Cook turned 65 last month, fueling speculation that he would join the exodus. People close to the executive have said that he’s unlikely to leave soon, though succession planning has been underway for years. John Ternus, Apple’s 50-year-old hardware engineering chief, is considered by employees to be the frontrunner CEO candidate.
When Cook does step down, he’s likely to shift into the chairman job and maintain a high level of influence over the iPhone maker. That makes it unlikely that Apple will select an outsider as the next CEO, even as executives like Nest Labs founder Tony Fadell are being pushed as candidates by people outside the company. Though Fadell helped invent Apple’s iconic iPod, he left the tech giant 15 years ago on less-than-friendly terms.
For now, Cook remains active at Apple and travels extensively on behalf of the company. However, the executive does have an unexplained tremor that causes his hands to shake from time to time — something that’s been discussed among Apple employees in recent months.
The shaking has been noticed by both executives and rank-and-file staff during meetings and large company gatherings, according to people familiar with the matter. But people close to Cook say he is healthy and refute rumors to the contrary that have circulated in Silicon Valley.

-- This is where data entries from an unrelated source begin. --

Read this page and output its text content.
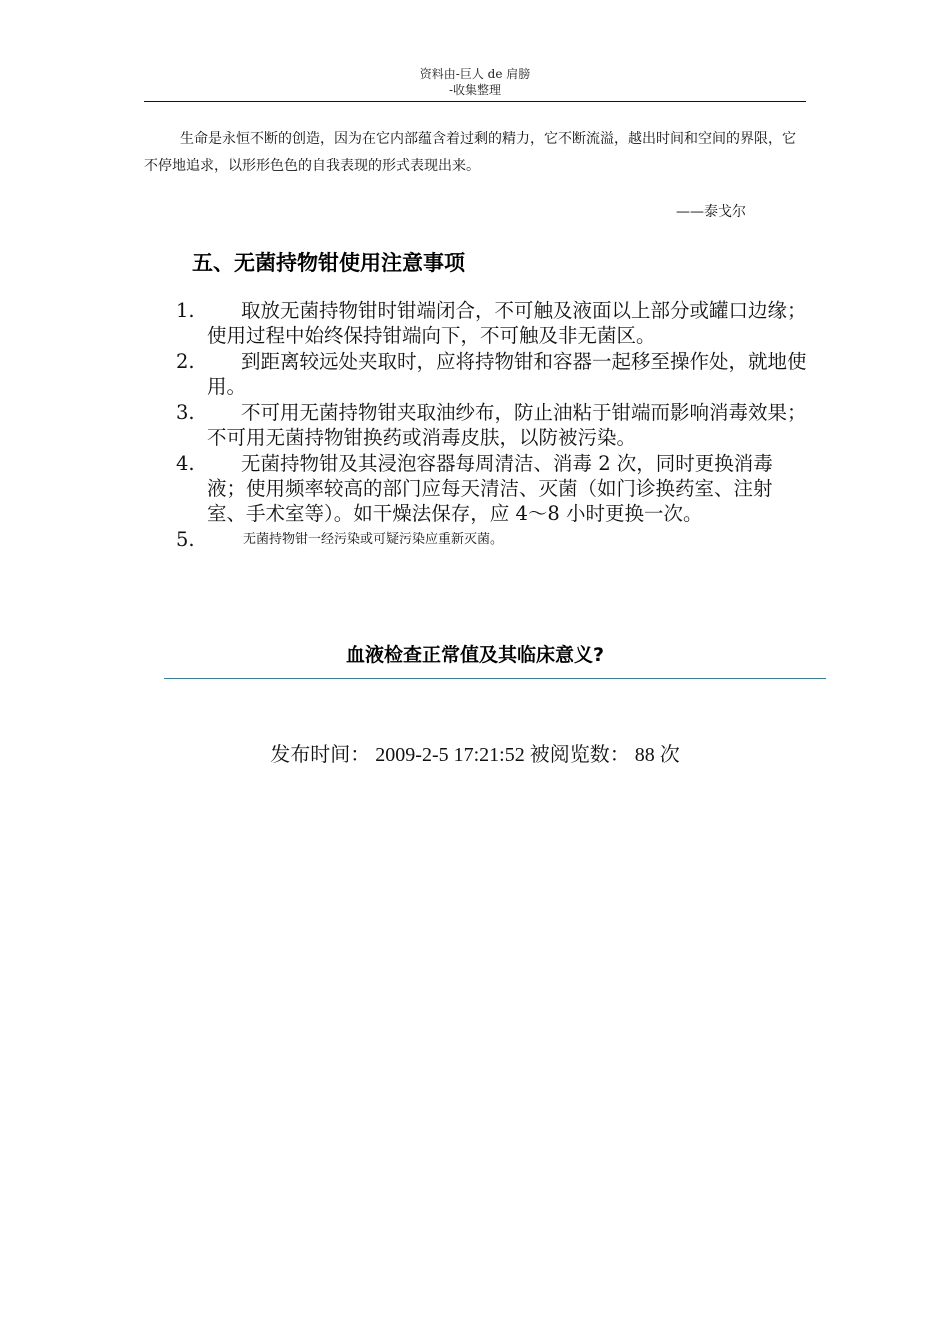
资料由-巨人 de 肩膀
-收集整理
生命是永恒不断的创造，因为在它内部蕴含着过剩的精力，它不断流溢，越出时间和空间的界限，它不停地追求，以形形色色的自我表现的形式表现出来。
——泰戈尔
五、无菌持物钳使用注意事项
1.	取放无菌持物钳时钳端闭合，不可触及液面以上部分或罐口边缘；使用过程中始终保持钳端向下，不可触及非无菌区。
2.	到距离较远处夹取时，应将持物钳和容器一起移至操作处，就地使用。
3.	不可用无菌持物钳夹取油纱布，防止油粘于钳端而影响消毒效果；不可用无菌持物钳换药或消毒皮肤，以防被污染。
4.	无菌持物钳及其浸泡容器每周清洁、消毒 2 次，同时更换消毒液；使用频率较高的部门应每天清洁、灭菌（如门诊换药室、注射室、手术室等）。如干燥法保存，应 4～8 小时更换一次。
5.	无菌持物钳一经污染或可疑污染应重新灭菌。
血液检查正常值及其临床意义?
发布时间： 2009-2-5 17:21:52 被阅览数： 88 次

Read More: The Apple Insiders in the Running to Succeed Cook
A more imminent risk is the departure of Srouji, the chip chief. Cook has been working aggressively to retain him — an effort that included offering a substantial pay package and the potential of more responsibility down the road. One scenario floated internally by some executives involves elevating him into the role of chief technology officer. Such a job — overseeing a wide swath of both hardware engineering and silicon technologies — would potentially make him Apple’s second-most-powerful executive.
But that change would likely require Ternus to be promoted to CEO, a step the company may not be ready to take. And some within Apple have said that Srouji would prefer not to work under a different CEO, even with an expanded title.
If Srouji does depart, which isn’t yet a certainty, the company would likely tap one of his two top lieutenants — Zongjian Chen or Sribalan Santhanam — to replace him.
The recent shifts are already reshaping Apple’s power structure. More authority is now flowing to a quartet of executives: Ternus, services chief Eddy Cue, software head Craig Federighi and new COO Sabih Khan. Apple’s AI efforts have been redistributed across its leadership, with Federighi becoming the company’s de facto AI chief.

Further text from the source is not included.